Serra-Skulptur
Serra-Skulptur als „Grußkarte“

Münster-nienberge -

Nicht zum ersten Mal wurde die Skulptur „Dialogue with Johann Conrad Schlaun“ von Richard Serra als „Grußkarte“ missbraucht. Dieses Mal wurde die Botschaft immerhin nur mit Kreide auf den stählernen Quader geschrieben.

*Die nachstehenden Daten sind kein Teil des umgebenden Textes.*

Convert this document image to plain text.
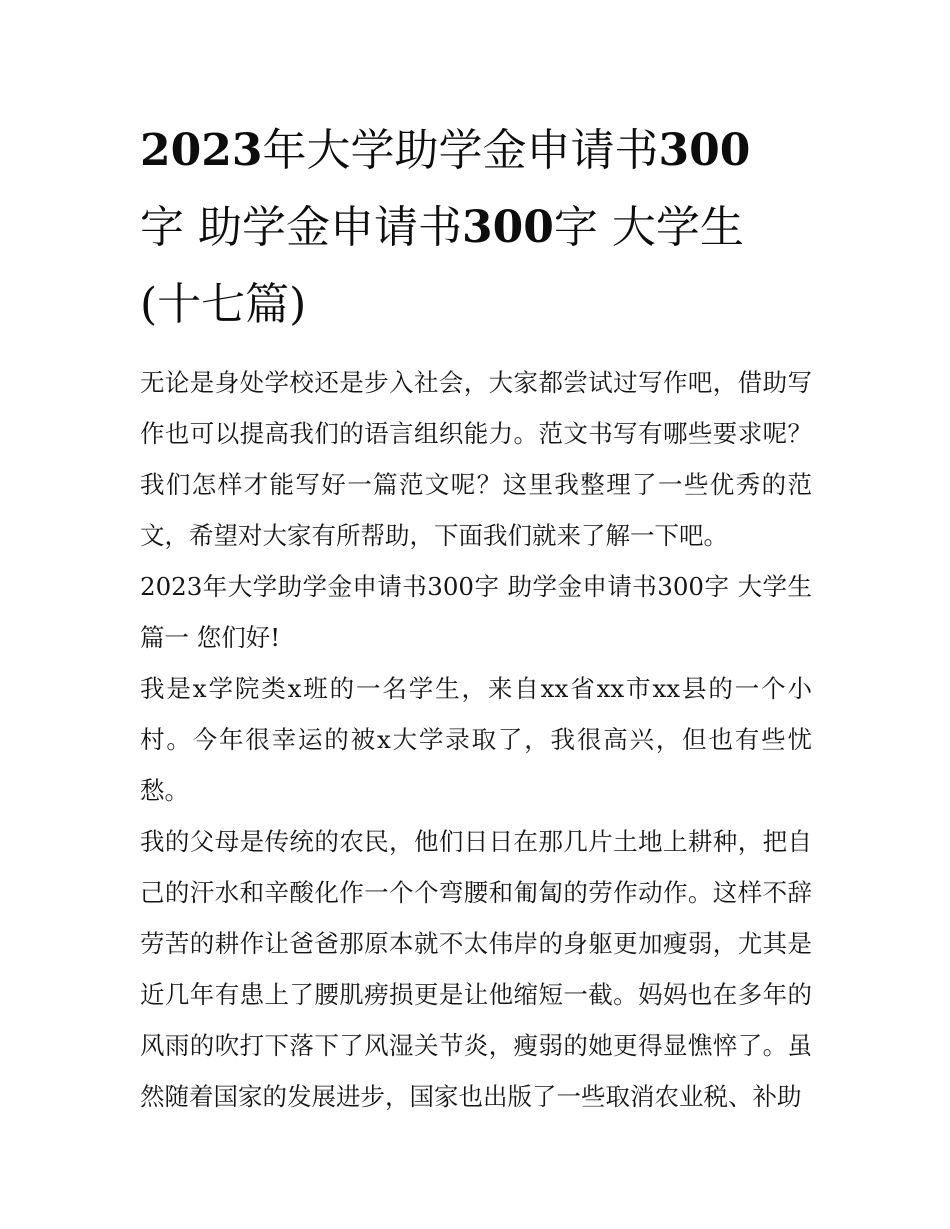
2023年大学助学金申请书300
字 助学金申请书300字 大学生
(十七篇)

无论是身处学校还是步入社会，大家都尝试过写作吧，借助写作也可以提高我们的语言组织能力。范文书写有哪些要求呢？我们怎样才能写好一篇范文呢？这里我整理了一些优秀的范文，希望对大家有所帮助，下面我们就来了解一下吧。

2023年大学助学金申请书300字 助学金申请书300字 大学生篇一 您们好!

我是x学院类x班的一名学生，来自xx省xx市xx县的一个小村。今年很幸运的被x大学录取了，我很高兴，但也有些忧愁。

我的父母是传统的农民，他们日日在那几片土地上耕种，把自己的汗水和辛酸化作一个个弯腰和匍匐的劳作动作。这样不辞劳苦的耕作让爸爸那原本就不太伟岸的身躯更加瘦弱，尤其是近几年有患上了腰肌痨损更是让他缩短一截。妈妈也在多年的风雨的吹打下落下了风湿关节炎，瘦弱的她更得显憔悴了。虽然随着国家的发展进步，国家也出版了一些取消农业税、补助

Freitag, 16.06.2017, 19:06 Uhr

Die Serra-Skulptur musste mal wieder herhalten: Dieses Mal anscheinend für Geburtstagsgrüße. Eine Postkarte wäre die ultimative Alternative für solch wohlgemeinte Wünsche.
Die Serra-Skulptur musste mal wieder herhalten: Dieses Mal anscheinend für Geburtstagsgrüße. Eine Postkarte wäre die ultimative Alternative für solch wohlgemeinte Wünsche. Foto: sn

Die „Skulpturen“-Ausstellung erregt internationale Aufmerksamkeit. Während die Menschen dank Ayse Erkmans Projekt „On Water“ im Hafen über Wasser laufen können, ist Rätselhaftes mit einem Werk aus einer vergangenen Ausstellung geschehen. Unbekannte haben den Stahl-Quader „Dialogue with Johann Conrad Schlaun “ vom amerikanischen Künstler Richard Serra beschmiert.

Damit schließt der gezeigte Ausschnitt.